Bei seinem Vortrag „Meinungsfreiheit und Cancel Culture“ vor dem FWP Ende Juni erklärte Reichelt, von der neuen US-Administration gehe eine neue, ansteckende Popkultur der freien Rede aus. Jeder Journalist dürfe bei Präsident Donald Trump alle möglichen Fragen stellen. Trump antworte dann ehrlich und frei raus, was er denke – ohne die sonst üblichen geschliffenen Sätze. Der Vortrag ist auf der Internetseite von FWP in einem Video zu sehen.

Allerdings erwähnte Reichelt mit keiner Silbe, dass Trump regelmäßig Journalisten beschimpft, US-Medien verklagt oder gar von Veranstaltungen ausschließt. Reichelt verantwortet das Nachrichtenportal „Nius“, das als rechtspopulistisch gilt. Unter Medienwissenschaftlern und Journalistengewerkschaften ist es umstritten, immer wieder gibt es Beschwerden wegen Verstößen gegen journalistische Grundsätze.

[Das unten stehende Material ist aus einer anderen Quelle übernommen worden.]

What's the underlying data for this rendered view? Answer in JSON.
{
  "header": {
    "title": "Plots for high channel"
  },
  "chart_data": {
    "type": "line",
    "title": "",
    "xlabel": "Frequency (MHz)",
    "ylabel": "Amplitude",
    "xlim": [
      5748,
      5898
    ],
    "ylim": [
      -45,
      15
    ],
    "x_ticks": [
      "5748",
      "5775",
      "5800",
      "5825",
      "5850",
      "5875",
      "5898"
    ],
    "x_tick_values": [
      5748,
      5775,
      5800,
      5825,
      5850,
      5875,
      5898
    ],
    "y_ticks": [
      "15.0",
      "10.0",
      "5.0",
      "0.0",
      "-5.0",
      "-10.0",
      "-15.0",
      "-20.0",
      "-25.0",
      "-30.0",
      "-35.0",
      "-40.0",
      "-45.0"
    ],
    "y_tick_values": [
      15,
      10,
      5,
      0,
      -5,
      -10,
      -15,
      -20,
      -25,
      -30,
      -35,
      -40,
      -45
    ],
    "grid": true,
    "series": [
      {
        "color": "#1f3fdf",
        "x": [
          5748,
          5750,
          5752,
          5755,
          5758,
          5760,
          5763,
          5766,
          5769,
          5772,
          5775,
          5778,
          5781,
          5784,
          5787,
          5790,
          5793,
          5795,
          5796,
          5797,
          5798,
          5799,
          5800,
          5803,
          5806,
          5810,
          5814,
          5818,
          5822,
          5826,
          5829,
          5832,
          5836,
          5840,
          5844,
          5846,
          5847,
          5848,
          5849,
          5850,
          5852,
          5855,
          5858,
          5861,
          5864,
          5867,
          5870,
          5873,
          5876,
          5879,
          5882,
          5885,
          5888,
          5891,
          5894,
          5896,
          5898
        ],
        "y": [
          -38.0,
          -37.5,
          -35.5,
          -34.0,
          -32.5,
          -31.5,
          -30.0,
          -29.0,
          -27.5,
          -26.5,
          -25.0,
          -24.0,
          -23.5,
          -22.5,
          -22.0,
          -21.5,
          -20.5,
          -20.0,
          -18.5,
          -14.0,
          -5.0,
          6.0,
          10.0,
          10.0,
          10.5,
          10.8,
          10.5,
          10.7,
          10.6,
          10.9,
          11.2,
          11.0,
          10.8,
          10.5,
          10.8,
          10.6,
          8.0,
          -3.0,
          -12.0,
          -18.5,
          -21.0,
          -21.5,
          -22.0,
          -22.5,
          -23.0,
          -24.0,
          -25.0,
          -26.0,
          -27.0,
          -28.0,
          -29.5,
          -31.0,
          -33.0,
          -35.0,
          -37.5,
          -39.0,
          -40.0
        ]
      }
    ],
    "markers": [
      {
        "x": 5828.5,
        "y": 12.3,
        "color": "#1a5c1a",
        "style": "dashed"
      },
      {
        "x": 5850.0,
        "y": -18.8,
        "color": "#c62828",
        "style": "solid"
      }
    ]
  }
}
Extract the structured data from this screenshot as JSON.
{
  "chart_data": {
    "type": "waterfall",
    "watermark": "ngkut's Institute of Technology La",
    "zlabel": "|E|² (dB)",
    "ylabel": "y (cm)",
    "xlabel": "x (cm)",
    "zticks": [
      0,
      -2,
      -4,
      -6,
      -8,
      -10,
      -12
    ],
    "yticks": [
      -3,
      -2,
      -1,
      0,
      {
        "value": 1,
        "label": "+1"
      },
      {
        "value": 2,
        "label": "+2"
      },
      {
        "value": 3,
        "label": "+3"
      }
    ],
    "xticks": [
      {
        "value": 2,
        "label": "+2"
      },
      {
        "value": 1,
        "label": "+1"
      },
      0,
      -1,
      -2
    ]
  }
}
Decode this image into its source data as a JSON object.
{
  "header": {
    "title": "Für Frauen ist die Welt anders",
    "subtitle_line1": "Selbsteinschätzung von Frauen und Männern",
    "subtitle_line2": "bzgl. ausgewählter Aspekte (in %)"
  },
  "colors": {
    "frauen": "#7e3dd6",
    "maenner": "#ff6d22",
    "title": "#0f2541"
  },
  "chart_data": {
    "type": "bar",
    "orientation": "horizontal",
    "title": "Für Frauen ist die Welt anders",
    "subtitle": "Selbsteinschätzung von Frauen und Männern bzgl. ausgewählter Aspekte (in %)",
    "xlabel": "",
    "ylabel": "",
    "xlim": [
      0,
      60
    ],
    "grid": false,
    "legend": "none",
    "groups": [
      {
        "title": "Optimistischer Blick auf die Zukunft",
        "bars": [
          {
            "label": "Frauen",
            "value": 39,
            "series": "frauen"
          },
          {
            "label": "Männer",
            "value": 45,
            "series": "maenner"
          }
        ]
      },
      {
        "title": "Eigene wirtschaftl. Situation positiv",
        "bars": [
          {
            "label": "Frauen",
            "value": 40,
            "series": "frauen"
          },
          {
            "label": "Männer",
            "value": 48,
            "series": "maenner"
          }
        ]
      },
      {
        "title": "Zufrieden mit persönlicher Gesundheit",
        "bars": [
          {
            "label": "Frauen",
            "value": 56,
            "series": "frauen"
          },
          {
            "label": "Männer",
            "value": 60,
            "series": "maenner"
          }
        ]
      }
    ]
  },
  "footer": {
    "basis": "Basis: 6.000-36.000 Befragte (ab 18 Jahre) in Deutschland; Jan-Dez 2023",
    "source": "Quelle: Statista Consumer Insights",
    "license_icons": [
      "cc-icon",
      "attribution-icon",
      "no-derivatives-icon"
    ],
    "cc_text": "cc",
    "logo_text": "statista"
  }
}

IHK: Auswahl der Speaker erfolgt ohne unser Mitwirken

Auf Nachfrage dieser Redaktion zu dem Vortrag in ihren Räumen reagiert die IHK mit folgendem Statement: „Die IHK Rhein-Neckar stellt ihre Räumlichkeiten gemäß der geltenden Vermietungsrichtlinie zur Verfügung. Die Auswahl der Referenten sowie inhaltliche Fragen der Meinungsäußerung liegen in der Verantwortung des jeweiligen Veranstalters. Bei einem parteipolitisch neutralen Veranstalter wie dem FWP-Gesprächskreis gehen wir davon aus, dass die getätigten Aussagen im Spektrum gemäß Artikel 5 GG der Meinungsfreiheit liegen. Der FWP-Gesprächskreis hat einen langfristigen Mietvertrag mit der IHK Rhein-Neckar und lädt regelmäßig externe Referenten ein. Die Auswahl der Speaker und die jeweilige Einladung erfolgt ohne unser Mitwirken.“

Der nächste Gast vor dem FWP steht unterdessen schon fest: Für Mitte Oktober ist Historiker Rainer Zitelmann als Redner angekündigt. Sein Buch „Hitler. Selbstverständnis eines Revolutionärs“ ist unter anderem im Shop des rechtsextremen Compact-Magazins erhältlich. Thema von Zitelmann beim Forum Wissenschaft, Wirtschaft & Politik: „Warum ist Kapitalismus sozial und Sozialismus unsozial?“ Wo dieser Vortrag stattfindet, steht noch nicht auf der Internetseite von FWP.